As we came upon the salar, it seemed like we were driving through dirty snow.
However, the longer we drove, the whiter the “snow” became until, eventually, looking around the desert becomes absolutely blinding without sunglasses. Of course, the white blanket covering the ground is actually salt! After a short while I realized that the white brilliance surrounded me in every direction! The only other colors I could see were in the cloudy blue sky.
Since the ground is white and Uyuni is at a high altitude of almost 12,000 ft, the sun’s intense UV rays reflect easily off the ground. Thus, they can burn skin from both above and below. After the trip, I would sincerely regret having forgotten my sunscreen. On a positive note, however, since everything is white as far as the eye can see, it makes for great trick-photography. I tried to take several pictures with my friends, and even though we are amateur photographers, we at least enjoyed the challenge.
Throughout the salt flats there are tons of little mounds of salt. I soon learned that these are created so that the salt can dry before being refined. We visited a salt refinery on the edge of the salt flats and learned about how they collect, dry, iodize, and bag the salt.
The entire process is very rudimentary and the salt is bagged by hand—one bag at a time. Each bag is even sealed by hand using a hot flame.
We drove across the salt desert for a few hours before stopping at the Hotel de Sal Playa Blanca– a hotel made out of bricks formed from the surrounding salt.
Although we did not spend the night, we did have a chance to look at the beautiful building and the international flags flying outside of it before moving on to the Isla del Pescado.
The Isla del Pescado (Fish Island) is a fish-shaped island within the “lake” of the salt desert. Since the perfect white salt had a resemblance of snow, it was spectacular to see right next to the giant 1000-year-old cacti on the island. A naturally formed coral arc can also be found on the island, and we had a great time climbing around it.
We ate llama for lunch, and when we left the island, I sat on top of the 4-wheeler as we drove across the desert.

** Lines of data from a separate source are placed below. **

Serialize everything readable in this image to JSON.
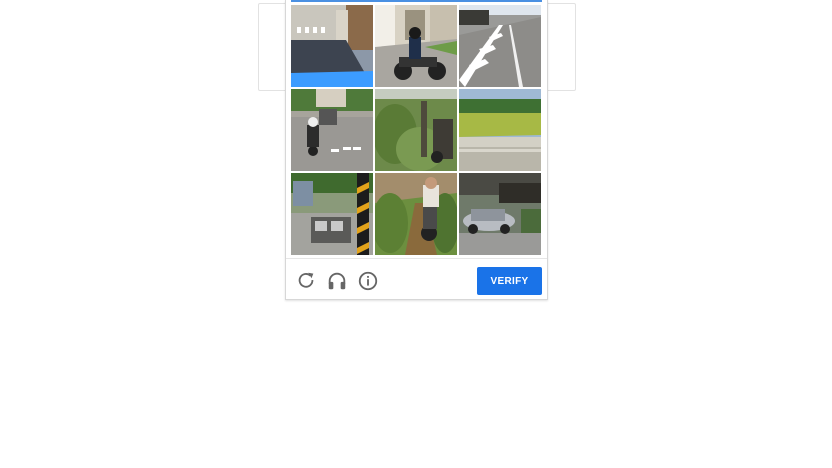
{
  "captcha": {
    "accent_color": "#1a73e8",
    "verify_label": "VERIFY",
    "icons": [
      "reload-icon",
      "headphones-icon",
      "info-icon"
    ],
    "tiles": [
      "street-with-blue-crosswalk",
      "motorcyclist-near-houses",
      "road-with-crosswalk",
      "motorcyclist-on-village-road",
      "bushes-and-parked-scooter",
      "green-field-and-water",
      "motorcycle-sidecar-and-pole",
      "cyclist-on-dirt-path",
      "parked-car-on-street"
    ]
  }
}
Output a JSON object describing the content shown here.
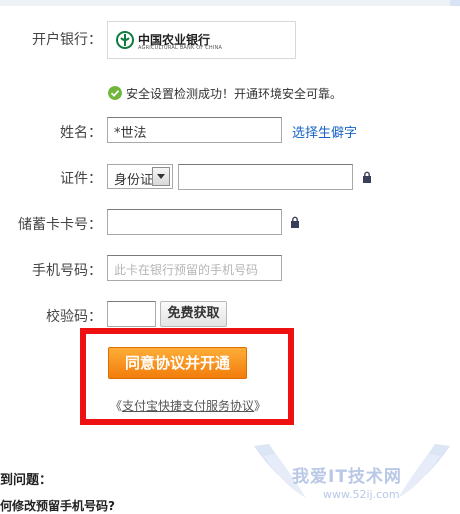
{
  "form": {
    "bank_label": "开户银行：",
    "bank_logo_cn": "中国农业银行",
    "bank_logo_en": "AGRICULTURAL BANK OF CHINA",
    "security_message": "安全设置检测成功！开通环境安全可靠。",
    "name_label": "姓名：",
    "name_value": "*世法",
    "rare_char_link": "选择生僻字",
    "id_label": "证件：",
    "id_type": "身份证",
    "id_number": "",
    "card_label": "储蓄卡卡号：",
    "card_number": "",
    "phone_label": "手机号码：",
    "phone_placeholder": "此卡在银行预留的手机号码",
    "code_label": "校验码：",
    "code_value": "",
    "get_code_button": "免费获取",
    "submit_button": "同意协议并开通",
    "agreement_open": "《",
    "agreement_link": "支付宝快捷支付服务协议",
    "agreement_close": "》"
  },
  "help": {
    "title": "遇到问题：",
    "question": "如何修改预留手机号码?"
  },
  "watermark": {
    "text": "我爱IT技术网",
    "url": "www.52ij.com"
  },
  "colors": {
    "highlight": "#ee1111",
    "primary_button": "#f5870f",
    "link": "#1764c4",
    "success": "#6fb63a"
  },
  "icons": [
    "check-circle-icon",
    "lock-icon",
    "dropdown-arrow-icon",
    "bank-logo-icon"
  ]
}
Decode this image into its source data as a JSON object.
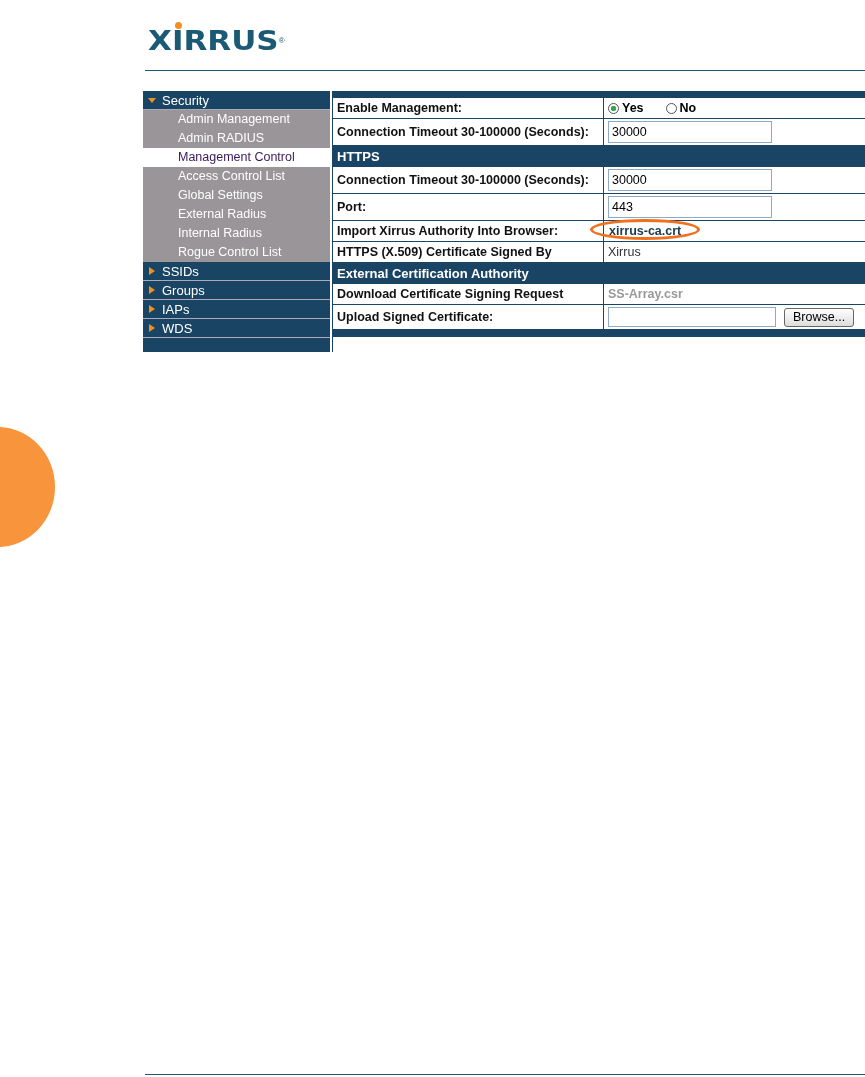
{
  "logo": {
    "text": "XIRRUS",
    "mark": "®"
  },
  "sidebar": {
    "items": [
      {
        "label": "Security",
        "expanded": true,
        "children": [
          {
            "label": "Admin Management",
            "selected": false
          },
          {
            "label": "Admin RADIUS",
            "selected": false
          },
          {
            "label": "Management Control",
            "selected": true
          },
          {
            "label": "Access Control List",
            "selected": false
          },
          {
            "label": "Global Settings",
            "selected": false
          },
          {
            "label": "External Radius",
            "selected": false
          },
          {
            "label": "Internal Radius",
            "selected": false
          },
          {
            "label": "Rogue Control List",
            "selected": false
          }
        ]
      },
      {
        "label": "SSIDs",
        "expanded": false
      },
      {
        "label": "Groups",
        "expanded": false
      },
      {
        "label": "IAPs",
        "expanded": false
      },
      {
        "label": "WDS",
        "expanded": false
      }
    ]
  },
  "form": {
    "rows": [
      {
        "kind": "band"
      },
      {
        "kind": "radio",
        "label": "Enable Management:",
        "options": [
          {
            "label": "Yes",
            "selected": true
          },
          {
            "label": "No",
            "selected": false
          }
        ]
      },
      {
        "kind": "input",
        "label": "Connection Timeout 30-100000 (Seconds):",
        "value": "30000"
      },
      {
        "kind": "header",
        "label": "HTTPS"
      },
      {
        "kind": "input",
        "label": "Connection Timeout 30-100000 (Seconds):",
        "value": "30000"
      },
      {
        "kind": "input",
        "label": "Port:",
        "value": "443"
      },
      {
        "kind": "link",
        "label": "Import Xirrus Authority Into Browser:",
        "value": "xirrus-ca.crt",
        "circled": true
      },
      {
        "kind": "text",
        "label": "HTTPS (X.509) Certificate Signed By",
        "value": "Xirrus"
      },
      {
        "kind": "header",
        "label": "External Certification Authority"
      },
      {
        "kind": "muted",
        "label": "Download Certificate Signing Request",
        "value": "SS-Array.csr"
      },
      {
        "kind": "file",
        "label": "Upload Signed Certificate:",
        "button": "Browse..."
      },
      {
        "kind": "band"
      }
    ]
  }
}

It was absolutely gorgeous! The wind and watery salt blew in my face as we drove, coating my hair and entire body with a layer of salt. Little did I know at the time, the salt would make my sunburn hurt much worse later on.

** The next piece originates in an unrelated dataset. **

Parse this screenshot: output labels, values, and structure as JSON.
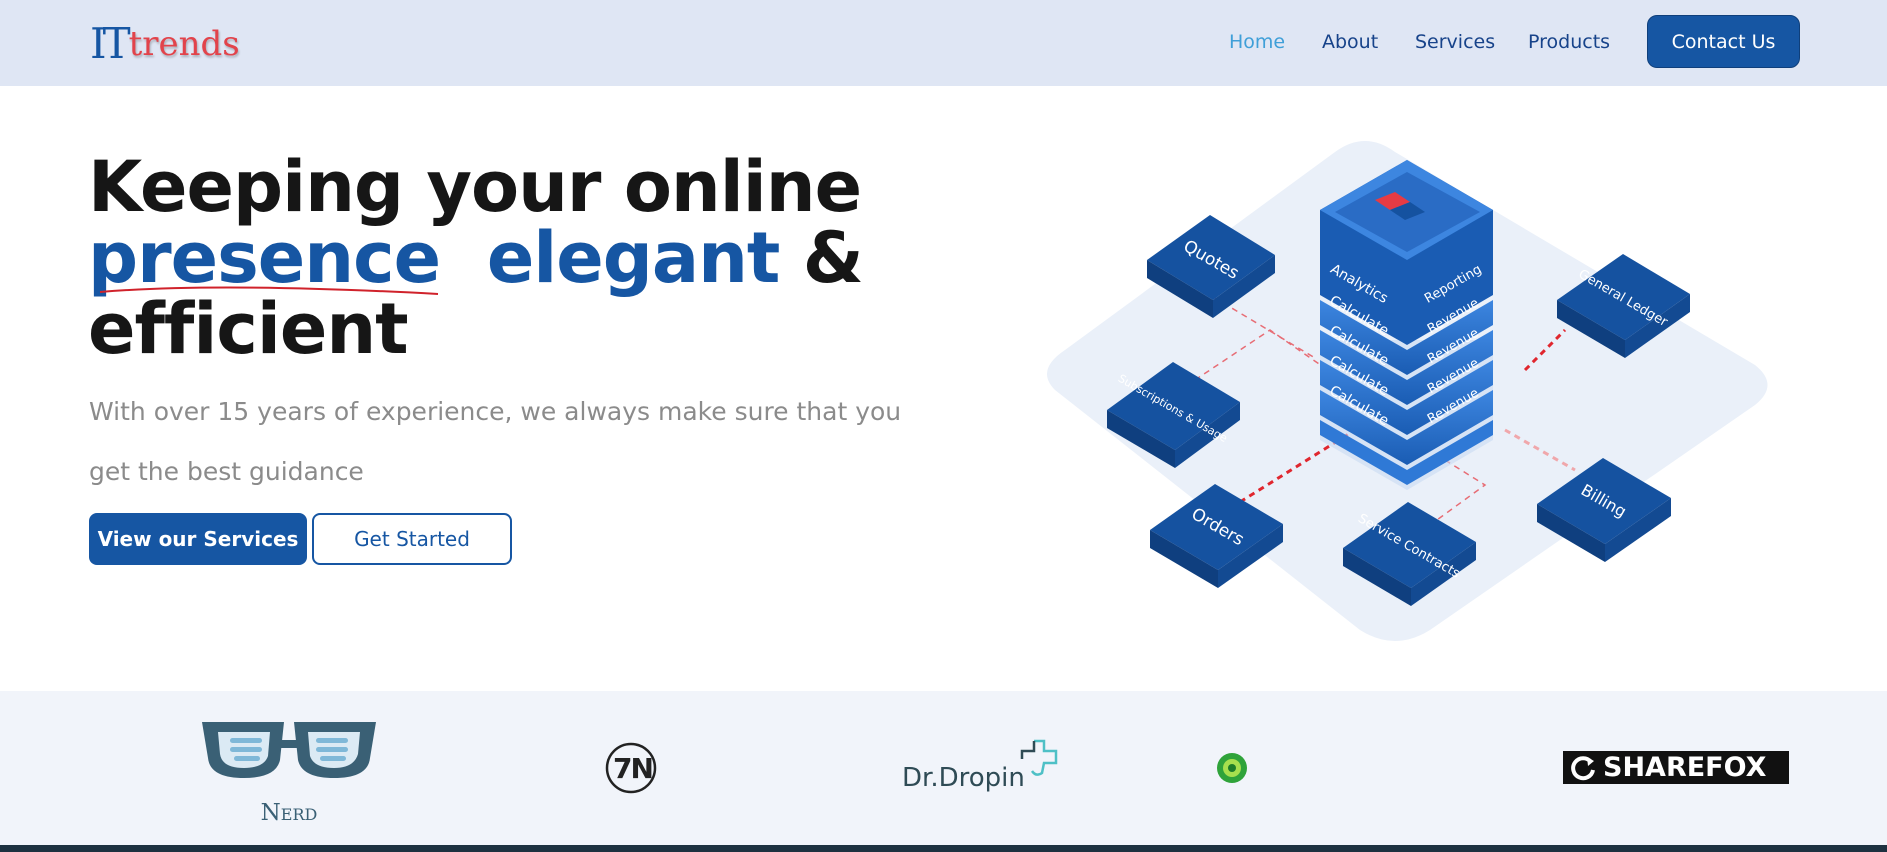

When we finally left Uyuni, we headed to a train cemetery where tons of rusted out old train parts lay in the middle of the desert. As of yet there is no museum or guide to explain why these trains stopped their trip into Bolivia. Certainly, though, they make for a beautiful sight.
We headed back to Potosí for the night in what should have been a long (but bearable) bus ride. However, thanks to mechanical problems, the bus had to stop twice so the driver could do emergency repairs. It turned into an 11-hour long painful bus adventure, complete with sore sunburns, a lack of aloe vera, and a completely filled bus—topped off with hitchhikers who slept in the aisles between the seats using our feet as pillows. I finally drifted off to sleep around 2:00 am in the morning while we were stopped for the second time, and a few hours later we finally managed to reach Potosí for the night.

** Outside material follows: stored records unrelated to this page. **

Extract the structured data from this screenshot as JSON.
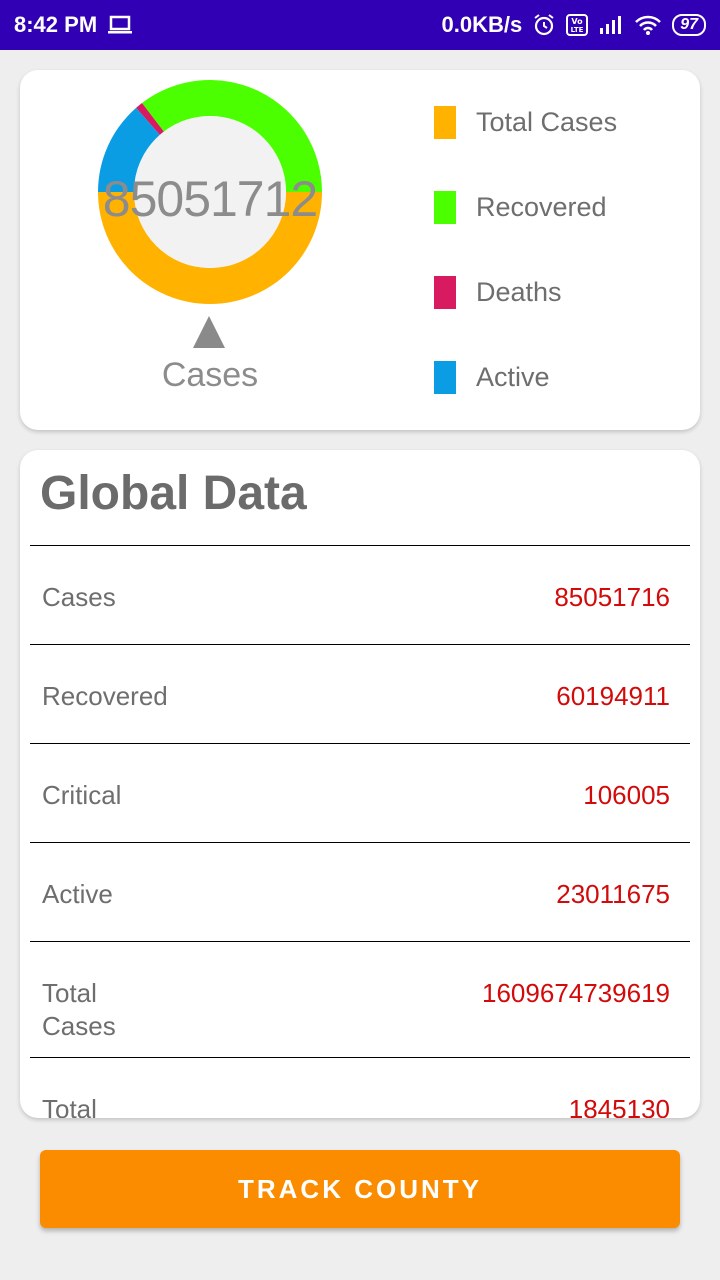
{
  "status_bar": {
    "time": "8:42 PM",
    "net_speed": "0.0KB/s",
    "volte": "Vo LTE",
    "battery": "97"
  },
  "chart_card": {
    "center_value": "85051712",
    "center_label": "Cases",
    "legend": [
      {
        "label": "Total Cases",
        "color": "#ffb300"
      },
      {
        "label": "Recovered",
        "color": "#4cff00"
      },
      {
        "label": "Deaths",
        "color": "#d81b60"
      },
      {
        "label": "Active",
        "color": "#0a9de4"
      }
    ]
  },
  "chart_data": {
    "type": "pie",
    "slices": [
      {
        "value": 85051716,
        "color": "#ffb300"
      },
      {
        "value": 60194911,
        "color": "#4cff00"
      },
      {
        "value": 1845130,
        "color": "#d81b60"
      },
      {
        "value": 23011675,
        "color": "#0a9de4"
      }
    ]
  },
  "global_data": {
    "title": "Global Data",
    "rows": [
      {
        "label": "Cases",
        "value": "85051716"
      },
      {
        "label": "Recovered",
        "value": "60194911"
      },
      {
        "label": "Critical",
        "value": "106005"
      },
      {
        "label": "Active",
        "value": "23011675"
      },
      {
        "label": "Total Cases",
        "value": "1609674739619"
      },
      {
        "label": "Total",
        "value": "1845130"
      }
    ]
  },
  "button": {
    "label": "TRACK COUNTY",
    "color": "#fb8c00"
  }
}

Although Salar de Uyuni is undoubtedly the most beautiful place I have ever been in my life, the fact that it is so remote makes it difficult for travelers to visit. It is difficult if not impossible to book hotels and buses online, and one must be willing and able to “go with the flow” in case the bus needs emergency repairs while on the road, as ours did.
While this does make Bolivia’s salt desert a particularly difficult trip to pre-plan, it also makes it an even rarer gem.
Those who are willing to take the risk of last minute plans and an 11-hour bus ride are in for a real treat! Hopefully, though, they will plan ahead and bring sunscreen!